Riew created “Thumbelina: A Little Musical,” an experience that opened her eyes to the reality of professional theater work and solidified her desire to pursue it.
“I got to be in the production room, meet with the producers, the designers, publicity people, all of the different aspects of theater that we had done versions of here at School. Seeing it in a professional context was mind-blowing,” she said.
She credited former A.R.T. executive producer Diane Borger and dramaturg Ryan McKittrick for showing her the ins and outs of professional stage work. “Their mentorship and their encouragement is really the thing that made me realize that theater was perhaps something that I could pursue.”
“Thumbelina” also cemented Riew’s focus on creating musicals for audiences of all ages, particularly young people.
“I want to write the show that the 6-year-old can come see and love, but that the 55-year-old mother and the 80-year-old grandmother can also come see,” said Riew. “They can all enjoy it together.”
@juliariew Reply to @lgc.lcg ♬ original sound – Julia Riew
“Julia is an extraordinarily gifted composer, writer, and performer. What I’ve also seen is that she is a generous and committed collaborator,” said McKittrick. “That is invaluable in musical theater in particular, and I think all of these qualities taken together will really allow her to thrive as she continues working in the professional theater.”
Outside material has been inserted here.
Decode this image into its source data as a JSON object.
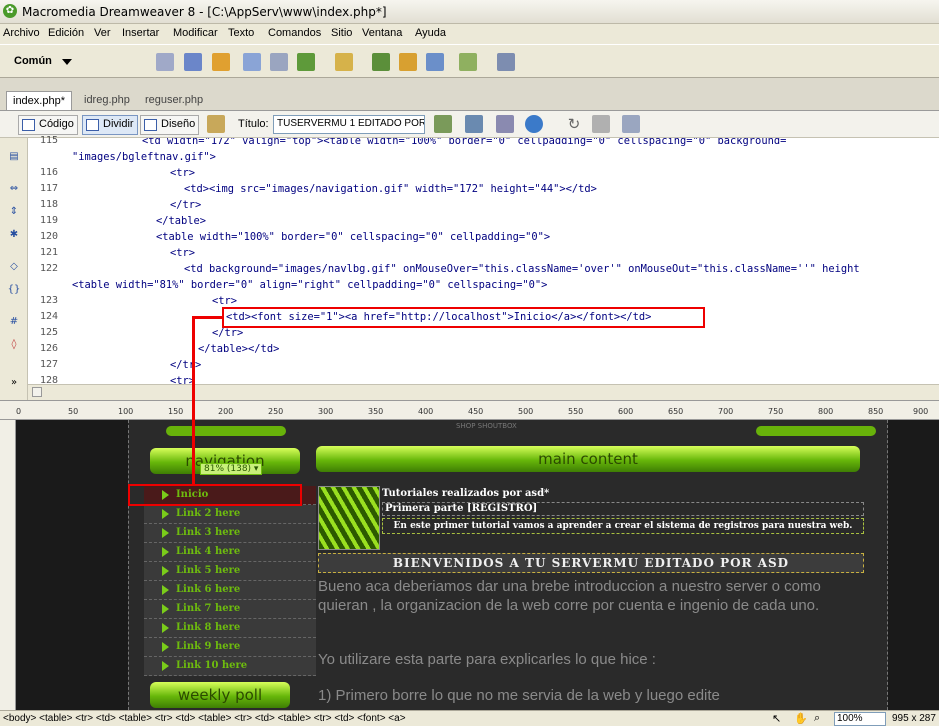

Since then, Riew hasn’t looked back. She wrote a second A.R.T. show (“Jack and the Beanstalk: A Musical Adventure”) and will premiere a family musical co-written with J. Quinton Johnson, “Alice’s Wonderland,” in June at the Coterie Theater in Kansas City, Missouri. It’s a take on “Alice in Wonderland” in which Alice, a teen coder, gets transported into a video game. (Riew dug up old notes from her introduction to computer science course for a quick refresher while writing the story.)
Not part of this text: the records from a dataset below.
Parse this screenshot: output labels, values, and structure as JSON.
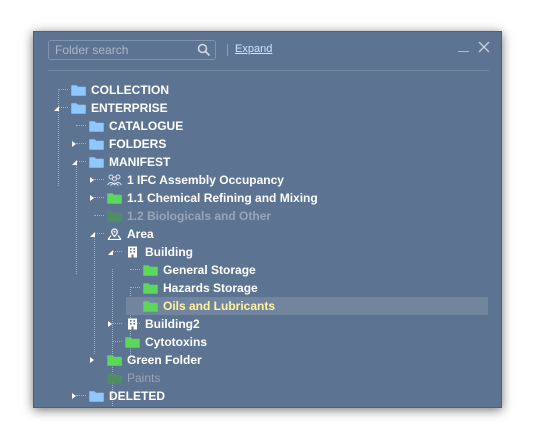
{
  "search": {
    "placeholder": "Folder search"
  },
  "header": {
    "expand_label": "Expand"
  },
  "colors": {
    "panel_bg": "#5d7392",
    "folder_blue": "#8ec8ff",
    "folder_green": "#5bd85b",
    "folder_green_dim": "#4e8e62",
    "selected_text": "#fff3a0"
  },
  "tree": [
    {
      "label": "COLLECTION",
      "icon": "folder-blue-icon",
      "toggle": "none",
      "style": "bold"
    },
    {
      "label": "ENTERPRISE",
      "icon": "folder-blue-icon",
      "toggle": "expanded",
      "style": "bold"
    },
    {
      "label": "CATALOGUE",
      "icon": "folder-blue-icon",
      "toggle": "none",
      "style": "bold"
    },
    {
      "label": "FOLDERS",
      "icon": "folder-blue-icon",
      "toggle": "collapsed",
      "style": "bold"
    },
    {
      "label": "MANIFEST",
      "icon": "folder-blue-icon",
      "toggle": "expanded",
      "style": "bold"
    },
    {
      "label": "1 IFC Assembly Occupancy",
      "icon": "people-icon",
      "toggle": "collapsed",
      "style": "bold"
    },
    {
      "label": "1.1 Chemical Refining and Mixing",
      "icon": "folder-green-icon",
      "toggle": "collapsed",
      "style": "bold"
    },
    {
      "label": "1.2 Biologicals and Other",
      "icon": "folder-green-dim-icon",
      "toggle": "none",
      "style": "dim-bold"
    },
    {
      "label": "Area",
      "icon": "map-pin-icon",
      "toggle": "expanded",
      "style": "bold"
    },
    {
      "label": "Building",
      "icon": "building-icon",
      "toggle": "expanded",
      "style": "bold"
    },
    {
      "label": "General Storage",
      "icon": "folder-green-icon",
      "toggle": "none",
      "style": "bold"
    },
    {
      "label": "Hazards Storage",
      "icon": "folder-green-icon",
      "toggle": "none",
      "style": "bold"
    },
    {
      "label": "Oils and Lubricants",
      "icon": "folder-green-icon",
      "toggle": "none",
      "style": "selected"
    },
    {
      "label": "Building2",
      "icon": "building-icon",
      "toggle": "collapsed",
      "style": "bold"
    },
    {
      "label": "Cytotoxins",
      "icon": "folder-green-icon",
      "toggle": "none",
      "style": "bold"
    },
    {
      "label": "Green Folder",
      "icon": "folder-green-icon",
      "toggle": "collapsed",
      "style": "bold"
    },
    {
      "label": "Paints",
      "icon": "folder-green-dim-icon",
      "toggle": "none",
      "style": "dim"
    },
    {
      "label": "DELETED",
      "icon": "folder-blue-icon",
      "toggle": "collapsed",
      "style": "bold"
    }
  ]
}
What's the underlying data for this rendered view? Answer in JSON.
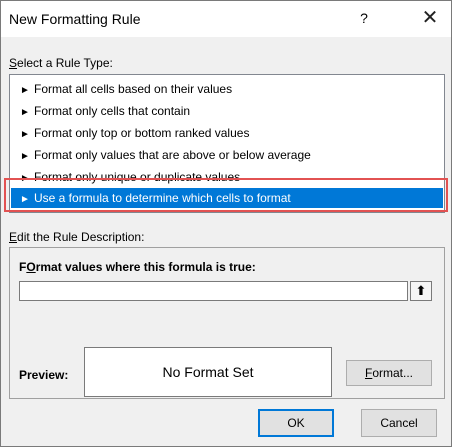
{
  "window": {
    "title": "New Formatting Rule",
    "help_label": "?",
    "close_label": "✕"
  },
  "rule_type": {
    "label_accel": "S",
    "label_rest": "elect a Rule Type:",
    "items": [
      {
        "label": "Format all cells based on their values"
      },
      {
        "label": "Format only cells that contain"
      },
      {
        "label": "Format only top or bottom ranked values"
      },
      {
        "label": "Format only values that are above or below average"
      },
      {
        "label": "Format only unique or duplicate values"
      },
      {
        "label": "Use a formula to determine which cells to format",
        "selected": true
      }
    ],
    "bullet": "►"
  },
  "description": {
    "label_accel": "E",
    "label_rest": "dit the Rule Description:",
    "formula_label_accel": "O",
    "formula_label_pre": "F",
    "formula_label_rest": "rmat values where this formula is true:",
    "formula_value": "",
    "collapse_icon": "⬆"
  },
  "preview": {
    "label": "Preview:",
    "text": "No Format Set"
  },
  "buttons": {
    "format_accel": "F",
    "format_rest": "ormat...",
    "ok": "OK",
    "cancel": "Cancel"
  }
}
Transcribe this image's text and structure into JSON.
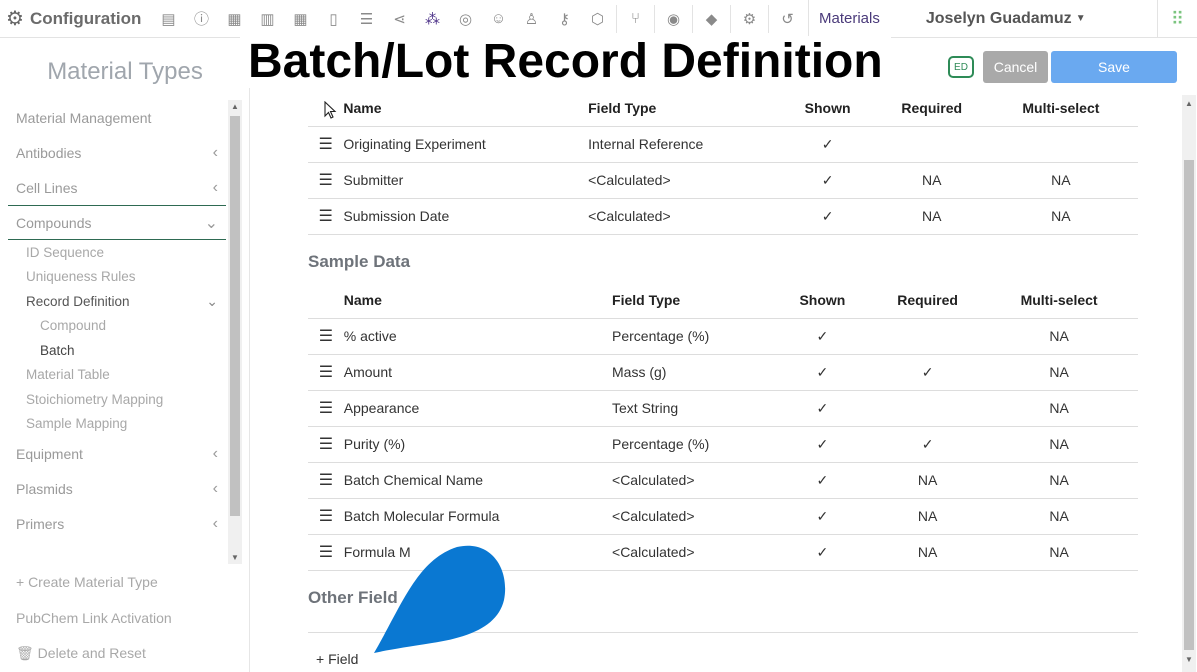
{
  "header": {
    "app_title": "Configuration",
    "section_link": "Materials",
    "user_name": "Joselyn Guadamuz"
  },
  "toolbar_icons": [
    "grid-icon",
    "info-icon",
    "table-icon",
    "notebook-icon",
    "table-alt-icon",
    "document-icon",
    "database-icon",
    "share-icon",
    "molecule-icon",
    "badge-icon",
    "users-icon",
    "user-icon",
    "key-icon",
    "cube-icon",
    "workflow-icon",
    "location-icon",
    "office-icon",
    "gears-icon",
    "history-icon"
  ],
  "overlay_title": "Batch/Lot Record Definition",
  "saved_badge": "ED",
  "buttons": {
    "cancel": "Cancel",
    "save": "Save",
    "add_field": "+ Field"
  },
  "sidebar": {
    "title": "Material Types",
    "items": [
      {
        "label": "Material Management"
      },
      {
        "label": "Antibodies",
        "chevron": "‹"
      },
      {
        "label": "Cell Lines",
        "chevron": "‹"
      },
      {
        "label": "Compounds",
        "chevron": "⌄"
      },
      {
        "label": "ID Sequence"
      },
      {
        "label": "Uniqueness Rules"
      },
      {
        "label": "Record Definition",
        "chevron": "⌄"
      },
      {
        "label": "Compound"
      },
      {
        "label": "Batch"
      },
      {
        "label": "Material Table"
      },
      {
        "label": "Stoichiometry Mapping"
      },
      {
        "label": "Sample Mapping"
      },
      {
        "label": "Equipment",
        "chevron": "‹"
      },
      {
        "label": "Plasmids",
        "chevron": "‹"
      },
      {
        "label": "Primers",
        "chevron": "‹"
      }
    ],
    "create": "+ Create Material Type",
    "pubchem": "PubChem Link Activation",
    "delete": "Delete and Reset"
  },
  "table1": {
    "headers": [
      "Name",
      "Field Type",
      "Shown",
      "Required",
      "Multi-select"
    ],
    "rows": [
      [
        "Originating Experiment",
        "Internal Reference",
        "✓",
        "",
        ""
      ],
      [
        "Submitter",
        "<Calculated>",
        "✓",
        "NA",
        "NA"
      ],
      [
        "Submission Date",
        "<Calculated>",
        "✓",
        "NA",
        "NA"
      ]
    ]
  },
  "sample_data": {
    "heading": "Sample Data",
    "headers": [
      "Name",
      "Field Type",
      "Shown",
      "Required",
      "Multi-select"
    ],
    "rows": [
      [
        "% active",
        "Percentage (%)",
        "✓",
        "",
        "NA"
      ],
      [
        "Amount",
        "Mass (g)",
        "✓",
        "✓",
        "NA"
      ],
      [
        "Appearance",
        "Text String",
        "✓",
        "",
        "NA"
      ],
      [
        "Purity (%)",
        "Percentage (%)",
        "✓",
        "✓",
        "NA"
      ],
      [
        "Batch Chemical Name",
        "<Calculated>",
        "✓",
        "NA",
        "NA"
      ],
      [
        "Batch Molecular Formula",
        "<Calculated>",
        "✓",
        "NA",
        "NA"
      ],
      [
        "Formula M",
        "<Calculated>",
        "✓",
        "NA",
        "NA"
      ]
    ]
  },
  "other_fields": {
    "heading": "Other Field"
  },
  "colors": {
    "accent_green": "#2e6a52",
    "save_blue": "#6aa9f0",
    "cancel_gray": "#a9a9a9",
    "blob_blue": "#0a78d2"
  }
}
@juliariew Shimcheong: A Folktale has been my passion project for almost two years! It features an entirely korean cast and a female-driven narrative 🙂 #newmusical #korean #korea #disney ♬ original sound – Julia Riew
Broadway actor Raymond J. Lee performs “The Windward Side” from “Shimcheong: A Folktale.”
Her senior thesis is a Disney-inspired musical called “Shimcheong: A Folktale.” She has said that as a girl she wished there was a Korean Disney princess so she decided to make her own. The story is based on a Korean tale called “The Blind Man’s Daughter” about a young woman trying to save her widower father from the sea. Riew’s musical may spring from a traditional yarn, but the themes are all her own.
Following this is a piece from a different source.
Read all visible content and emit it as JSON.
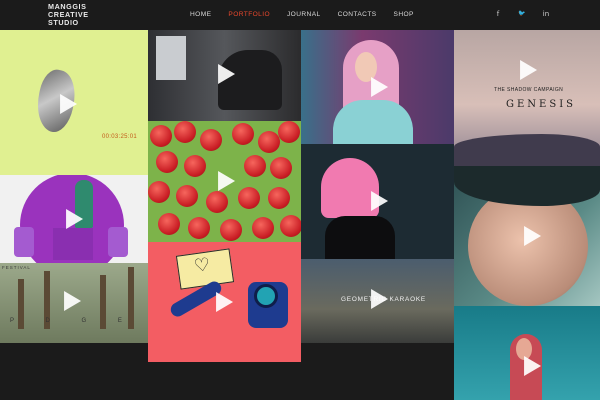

“For Shimcheong, my main character, her greatest fear is never belonging anywhere. That’s my greatest fear too,” said Riew. She added that writing “Shimcheong” forced her to examine that fear and reconsider her ideas about how to build connections with an audience.
“Even though I am Korean American, I feared that I wasn’t Korean enough to tell this story,” she said. “For the first time, I realized that I really had to question and consider and investigate the way that my cultural identity intersected with my art. But I learned that if I’m staying true to my own experience like I did with this musical, it’s going to be an authentic story.”
Response to her work has been overwhelmingly positive. Riew’s three staged readings on campus in February (featuring a cast and crew of Harvard students) sold out, and videos she released on TikTok detailing her process went viral — her first TikTok has more than a million views, and she recently released a duet with Broadway actor Raymond J. Lee as the “Appa” character from the show. Since releasing her first video in January, she’s received notes and support from all over the world, extensive media coverage, and an agent.
Riew plans to move to New York following graduation and continue building “Shimcheong.”
“Writing ‘Shimcheong’ made me realize that not only is musical theater a passion that I have, but it’s also something that I feel like I need to do in order for the next generation to be able to grow up seeing themselves as the hero.”